For many years, I have been an outspoken advocate for the unborn child, because in a culture of abortion, the child is like a slave. The new civil rights movement of our time is the pro-life movement, and as I seek to preserve the dream of my uncle, Dr. Martin Luther King, Jr., and of my father, Rev. A.D. King (Martin’s brother), I ask the question, “How can the dream survive if we murder the children?” I grew up seeing these two great men fight for the equal rights of their people.
But equality is not something you can see. What you can see are people. My uncle knew that the ugly reality of segregation had to be seen visually by the American public. He therefore organized events at which the eyes of the media could broadcast the way our people were treated when water hoses and dogs were unleashed on their peaceful marches. People responded to those images, not simply to abstract concepts of “segregation” and “equality.”

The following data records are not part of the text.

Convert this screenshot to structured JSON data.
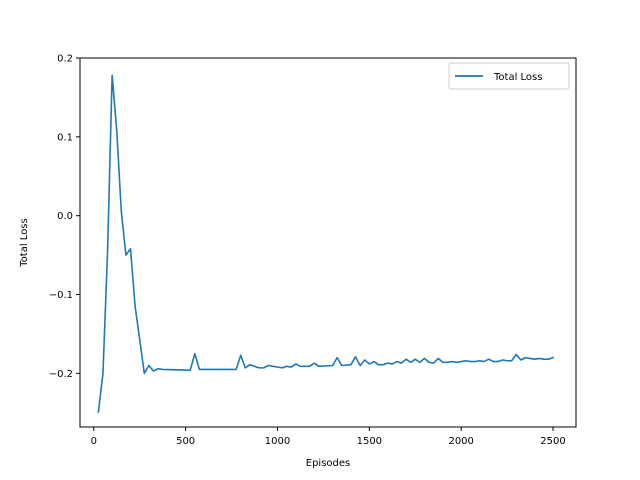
{
  "chart_data": {
    "type": "line",
    "title": "",
    "xlabel": "Episodes",
    "ylabel": "Total Loss",
    "xlim": [
      -75,
      2625
    ],
    "ylim": [
      -0.268,
      0.2
    ],
    "xticks": [
      0,
      500,
      1000,
      1500,
      2000,
      2500
    ],
    "xtick_labels": [
      "0",
      "500",
      "1000",
      "1500",
      "2000",
      "2500"
    ],
    "yticks": [
      -0.2,
      -0.1,
      0.0,
      0.1,
      0.2
    ],
    "ytick_labels": [
      "−0.2",
      "−0.1",
      "0.0",
      "0.1",
      "0.2"
    ],
    "grid": false,
    "legend_position": "top-right",
    "series": [
      {
        "name": "Total Loss",
        "color": "#1f77b4",
        "x": [
          25,
          50,
          75,
          100,
          125,
          150,
          175,
          200,
          225,
          250,
          275,
          300,
          325,
          350,
          375,
          525,
          550,
          575,
          775,
          800,
          825,
          850,
          900,
          925,
          950,
          1025,
          1050,
          1075,
          1100,
          1125,
          1175,
          1200,
          1225,
          1300,
          1325,
          1350,
          1400,
          1425,
          1450,
          1475,
          1500,
          1525,
          1550,
          1575,
          1600,
          1625,
          1650,
          1675,
          1700,
          1725,
          1750,
          1775,
          1800,
          1825,
          1850,
          1875,
          1900,
          1925,
          1950,
          1975,
          2000,
          2025,
          2050,
          2075,
          2100,
          2125,
          2150,
          2175,
          2200,
          2225,
          2250,
          2275,
          2300,
          2325,
          2350,
          2375,
          2400,
          2425,
          2450,
          2475,
          2500
        ],
        "y": [
          -0.249,
          -0.2,
          -0.045,
          0.178,
          0.108,
          0.005,
          -0.05,
          -0.042,
          -0.115,
          -0.157,
          -0.2,
          -0.19,
          -0.197,
          -0.194,
          -0.195,
          -0.196,
          -0.175,
          -0.195,
          -0.195,
          -0.177,
          -0.193,
          -0.189,
          -0.193,
          -0.193,
          -0.19,
          -0.193,
          -0.191,
          -0.192,
          -0.188,
          -0.191,
          -0.191,
          -0.187,
          -0.191,
          -0.19,
          -0.18,
          -0.19,
          -0.189,
          -0.179,
          -0.19,
          -0.183,
          -0.188,
          -0.185,
          -0.189,
          -0.189,
          -0.187,
          -0.188,
          -0.185,
          -0.187,
          -0.182,
          -0.186,
          -0.182,
          -0.186,
          -0.181,
          -0.186,
          -0.187,
          -0.181,
          -0.186,
          -0.186,
          -0.185,
          -0.186,
          -0.185,
          -0.184,
          -0.185,
          -0.185,
          -0.184,
          -0.185,
          -0.182,
          -0.185,
          -0.185,
          -0.183,
          -0.184,
          -0.184,
          -0.176,
          -0.183,
          -0.18,
          -0.181,
          -0.182,
          -0.181,
          -0.182,
          -0.182,
          -0.18
        ]
      }
    ]
  }
}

Likewise, people – and especially African Americans – respond to the disturbing images of aborted children. Sure, some people get angry when we show them. But everyone who fights injustice has to be ready to pay a price. My uncle did, and so did my Dad. So does everyone who has the courage to show the ugly reality of abortion. Don’t be afraid to do so. Many people are grateful. As a woman who has had two abortions, I am grateful that the truth is being shown, so that others can avoid this pain in the first place.